Há cerca de 7 anos cuido de minha mãe, atualmente com 70 anos, diabética, hipertensa, depressiva, com um pé amputado e o outro debridado há cinco anos, porém sensível igual ao pé de um recém nascido.

No mês de agosto em virtude da depressão tentou o suicídio e esteve em coma durante cerca de 20 dias, em virtude da imobilidade surgiu na região sacra uma escara, tudo isso contribui para a sua total dependência.

No final do mês de setembro foi encaminhada pelo médico do PSF para um debridamento (pequena cirurgia) da escara, fomos duas vezes à APAMI e uma ao Hospital Regional Monsenhor Antônio Barros, mas sem sucesso.

Vi minha mãe apodrecer a olhos nus.

Com profundo sentimento de impotência e movida pelo desejo de justiça, marca registrada em mim de forma indelével desde a mais tenra idade, liguei para Drª Heliana (Promotora de Justiça), cuja conduta se pauta pelo senso de fazer justiça aos injustiçados do sofrido povo de São José de Mipibu. Procurei-a no dia 22 de outubro, cheguei chorando e ela garantiu que agiria em favor de minha mãe. No início da tarde deste dia (sexta-feira) deixei a promotoria, certa e confiante de que a solução chegaria com urgência.

Ao chegar em casa, nesse mesmo dia vi minha mãe chorando de dor, pedindo que eu não a deixasse morrer “podre”, pois o mau cheiro estava insuportável (mesmo com dois curativos ao dia), movida pelo desejo de livrá-la desse sofrimento pensei em desistir da minha vida e da dela, mas Deus em sua infinita misericórdia não permitiu tal fraqueza de minha parte.
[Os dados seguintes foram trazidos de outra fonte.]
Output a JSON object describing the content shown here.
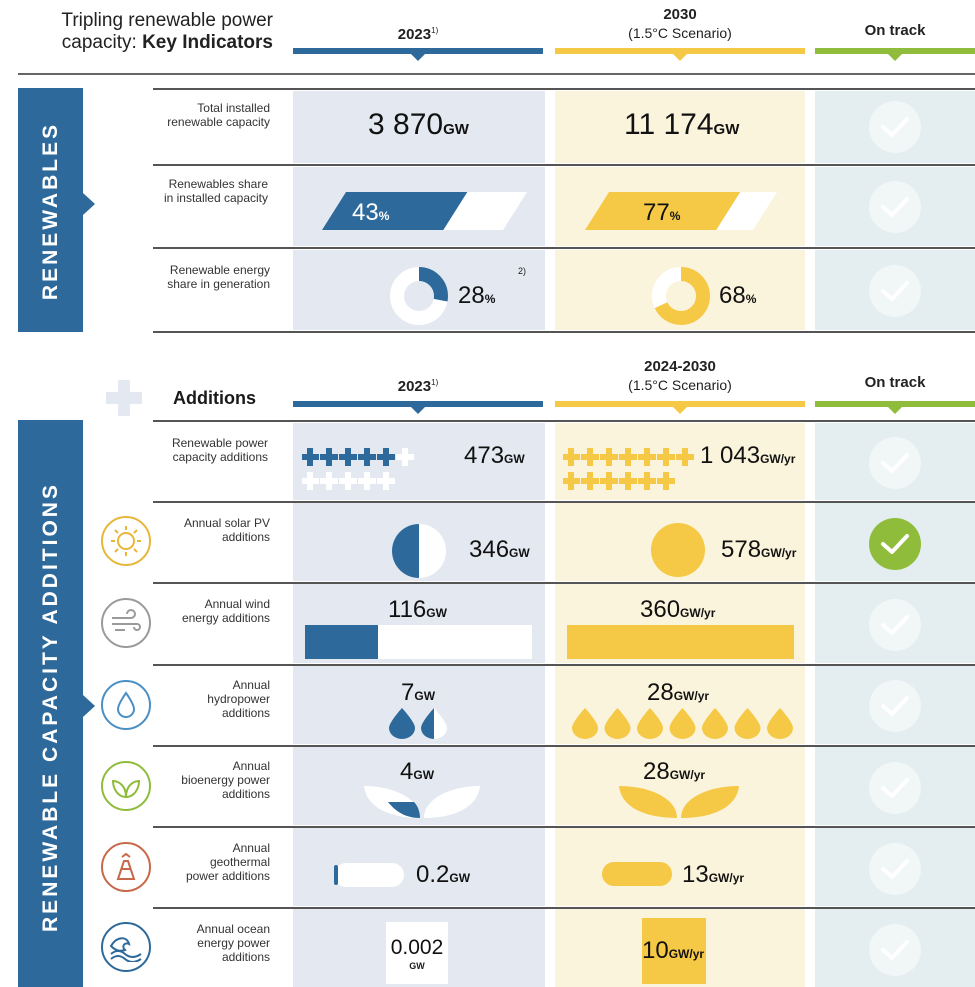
{
  "colors": {
    "blue": "#2d6a9b",
    "yellow": "#f5c945",
    "green": "#8fbc3b",
    "blue_bg": "#e4e9f1",
    "yellow_bg": "#fbf4dc",
    "green_bg": "#e4eef0"
  },
  "header": {
    "title_line1": "Tripling renewable power",
    "title_line2_prefix": "capacity: ",
    "title_line2_bold": "Key Indicators",
    "col_2023": "2023",
    "col_2023_note": "1)",
    "col_2030": "2030",
    "col_2030_sub": "(1.5°C Scenario)",
    "col_track": "On track"
  },
  "section1": {
    "side_label": "RENEWABLES",
    "rows": [
      {
        "label": "Total installed renewable capacity",
        "v2023": "3 870",
        "u2023": "GW",
        "v2030": "11 174",
        "u2030": "GW",
        "on_track": false
      },
      {
        "label": "Renewables share in installed capacity",
        "v2023": "43",
        "u2023": "%",
        "v2030": "77",
        "u2030": "%",
        "on_track": false
      },
      {
        "label": "Renewable energy share in generation",
        "v2023": "28",
        "u2023": "%",
        "note2023": "2)",
        "v2030": "68",
        "u2030": "%",
        "on_track": false
      }
    ]
  },
  "section2": {
    "side_label": "RENEWABLE CAPACITY ADDITIONS",
    "additions_label": "Additions",
    "col_2023": "2023",
    "col_2023_note": "1)",
    "col_2030": "2024-2030",
    "col_2030_sub": "(1.5°C Scenario)",
    "col_track": "On track",
    "rows": [
      {
        "icon": "plus-icon",
        "label": "Renewable power capacity additions",
        "v2023": "473",
        "u2023": "GW",
        "v2030": "1 043",
        "u2030": "GW/yr",
        "on_track": false
      },
      {
        "icon": "sun-icon",
        "label": "Annual solar PV additions",
        "v2023": "346",
        "u2023": "GW",
        "v2030": "578",
        "u2030": "GW/yr",
        "on_track": true
      },
      {
        "icon": "wind-icon",
        "label": "Annual wind energy additions",
        "v2023": "116",
        "u2023": "GW",
        "v2030": "360",
        "u2030": "GW/yr",
        "on_track": false
      },
      {
        "icon": "water-drop-icon",
        "label": "Annual hydropower additions",
        "v2023": "7",
        "u2023": "GW",
        "v2030": "28",
        "u2030": "GW/yr",
        "on_track": false
      },
      {
        "icon": "leaf-icon",
        "label": "Annual bioenergy power additions",
        "v2023": "4",
        "u2023": "GW",
        "v2030": "28",
        "u2030": "GW/yr",
        "on_track": false
      },
      {
        "icon": "geothermal-icon",
        "label": "Annual geothermal power additions",
        "v2023": "0.2",
        "u2023": "GW",
        "v2030": "13",
        "u2030": "GW/yr",
        "on_track": false
      },
      {
        "icon": "wave-icon",
        "label": "Annual ocean energy power additions",
        "v2023": "0.002",
        "u2023": "GW",
        "v2030": "10",
        "u2030": "GW/yr",
        "on_track": false
      }
    ]
  },
  "chart_data": {
    "type": "table",
    "title": "Tripling renewable power capacity: Key Indicators",
    "columns": [
      "2023",
      "2030 (1.5°C Scenario)",
      "On track"
    ],
    "renewables": [
      {
        "indicator": "Total installed renewable capacity",
        "2023": 3870,
        "2030": 11174,
        "unit": "GW",
        "on_track": false
      },
      {
        "indicator": "Renewables share in installed capacity",
        "2023": 43,
        "2030": 77,
        "unit": "%",
        "on_track": false
      },
      {
        "indicator": "Renewable energy share in generation",
        "2023": 28,
        "2030": 68,
        "unit": "%",
        "on_track": false
      }
    ],
    "additions": [
      {
        "indicator": "Renewable power capacity additions",
        "2023": 473,
        "2024-2030": 1043,
        "unit_2023": "GW",
        "unit_2030": "GW/yr",
        "on_track": false
      },
      {
        "indicator": "Annual solar PV additions",
        "2023": 346,
        "2024-2030": 578,
        "unit_2023": "GW",
        "unit_2030": "GW/yr",
        "on_track": true
      },
      {
        "indicator": "Annual wind energy additions",
        "2023": 116,
        "2024-2030": 360,
        "unit_2023": "GW",
        "unit_2030": "GW/yr",
        "on_track": false
      },
      {
        "indicator": "Annual hydropower additions",
        "2023": 7,
        "2024-2030": 28,
        "unit_2023": "GW",
        "unit_2030": "GW/yr",
        "on_track": false
      },
      {
        "indicator": "Annual bioenergy power additions",
        "2023": 4,
        "2024-2030": 28,
        "unit_2023": "GW",
        "unit_2030": "GW/yr",
        "on_track": false
      },
      {
        "indicator": "Annual geothermal power additions",
        "2023": 0.2,
        "2024-2030": 13,
        "unit_2023": "GW",
        "unit_2030": "GW/yr",
        "on_track": false
      },
      {
        "indicator": "Annual ocean energy power additions",
        "2023": 0.002,
        "2024-2030": 10,
        "unit_2023": "GW",
        "unit_2030": "GW/yr",
        "on_track": false
      }
    ]
  }
}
Consegui forças e peguei uma lâmina de bisturi e, mesmo sendo leiga na área médica retirei toda a carne morta, antes de fazer isso pedi a Deus e a Nossa Senhora das Graças que agisse em mim, retirei a parte pobre com muito cuidado, usando luvas e sem máscara, ninguém conseguiu ficar ao meu lado durante o tempo em que limpava o ferimento, o cheiro forte de carne podre incensou a casa.

Com cuidado e com os olhos rasos d’água eu dizia: “Mãe, vai dar certo!” e ela respondia: “Confio em Deus minha filha. Durante o procedimento fiz tudo o que tinha que ser feito, terminei tudo suada, cansada e chorando, conclui o curativo e em seguida mostrei para minha outra irmã (tia) as carnes mortas e ela disse: “você é muito corajosa!”. Respondi: “Mãe vai ficar boa!”.
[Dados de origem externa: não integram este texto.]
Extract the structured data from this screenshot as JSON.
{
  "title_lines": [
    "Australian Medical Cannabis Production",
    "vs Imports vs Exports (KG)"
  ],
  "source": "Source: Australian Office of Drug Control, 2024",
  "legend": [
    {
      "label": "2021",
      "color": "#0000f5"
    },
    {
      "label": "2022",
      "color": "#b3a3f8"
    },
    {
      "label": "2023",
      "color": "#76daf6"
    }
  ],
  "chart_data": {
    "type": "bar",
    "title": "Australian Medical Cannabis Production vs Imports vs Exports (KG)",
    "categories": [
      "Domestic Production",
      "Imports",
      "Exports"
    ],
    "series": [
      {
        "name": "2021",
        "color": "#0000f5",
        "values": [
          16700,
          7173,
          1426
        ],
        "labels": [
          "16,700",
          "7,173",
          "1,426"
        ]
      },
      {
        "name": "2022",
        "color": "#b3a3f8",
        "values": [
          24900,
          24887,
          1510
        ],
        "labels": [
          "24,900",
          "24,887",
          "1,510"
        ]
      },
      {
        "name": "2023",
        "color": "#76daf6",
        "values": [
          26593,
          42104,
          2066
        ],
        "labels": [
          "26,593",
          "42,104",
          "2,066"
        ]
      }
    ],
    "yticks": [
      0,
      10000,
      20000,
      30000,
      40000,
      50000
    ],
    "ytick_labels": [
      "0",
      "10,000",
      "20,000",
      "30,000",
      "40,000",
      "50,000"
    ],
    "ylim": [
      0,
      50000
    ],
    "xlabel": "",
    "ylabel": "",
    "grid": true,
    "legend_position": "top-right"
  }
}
No dia seguinte pela manhã e surpresa nossa a escara não apresentava mais o mau cheiro. Não aconselho ninguém a agir como eu, mas naquele dia eu não poderia ser omissa! Fiz o que qualquer médico poderia ter feito e sem anestesia. Por que não atenderam minha mãe, pessoa idosa, totalmente dependente.
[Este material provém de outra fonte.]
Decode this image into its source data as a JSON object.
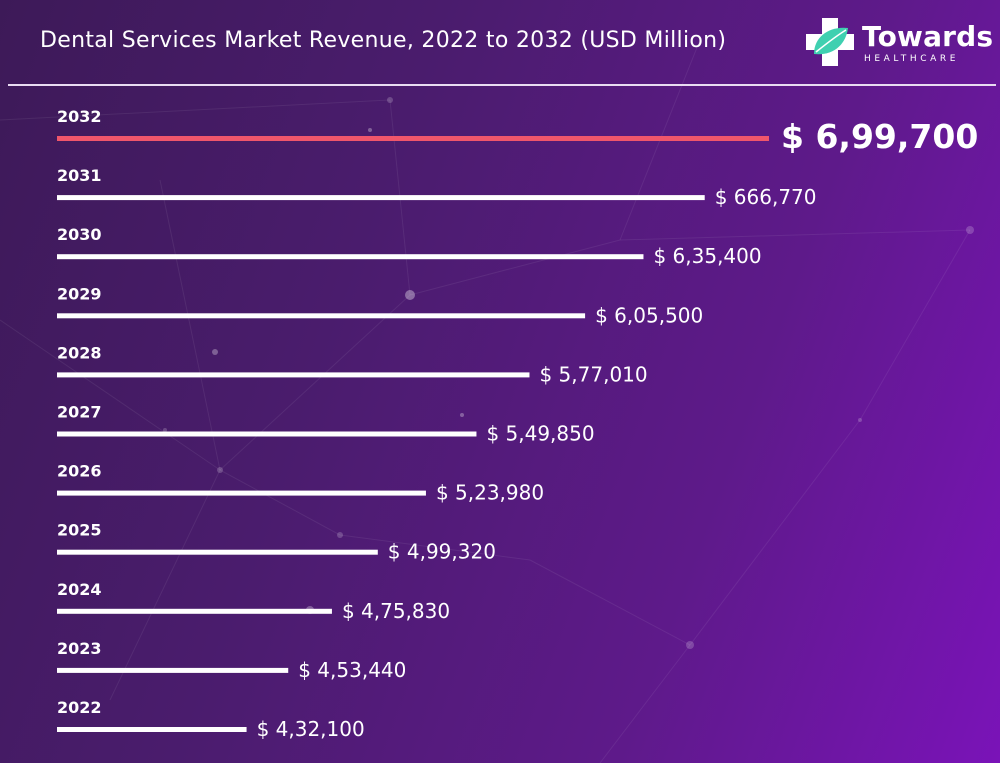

Aqui saliento a ausência de gases nos PSFs do município e a demora em marcar consultas com médicos especialistas, a falta de medicamentos. Isso é vergonhoso e mostra o descaso na saúde de Mipibu.

No dia 27 de outubro recebi uma ligação da Secretaria de Saúde, pedindo que eu comparecesse dia 28 às onze horas que o caso de minha mãe seria resolvido e que os medicamentos seriam entregues a mim.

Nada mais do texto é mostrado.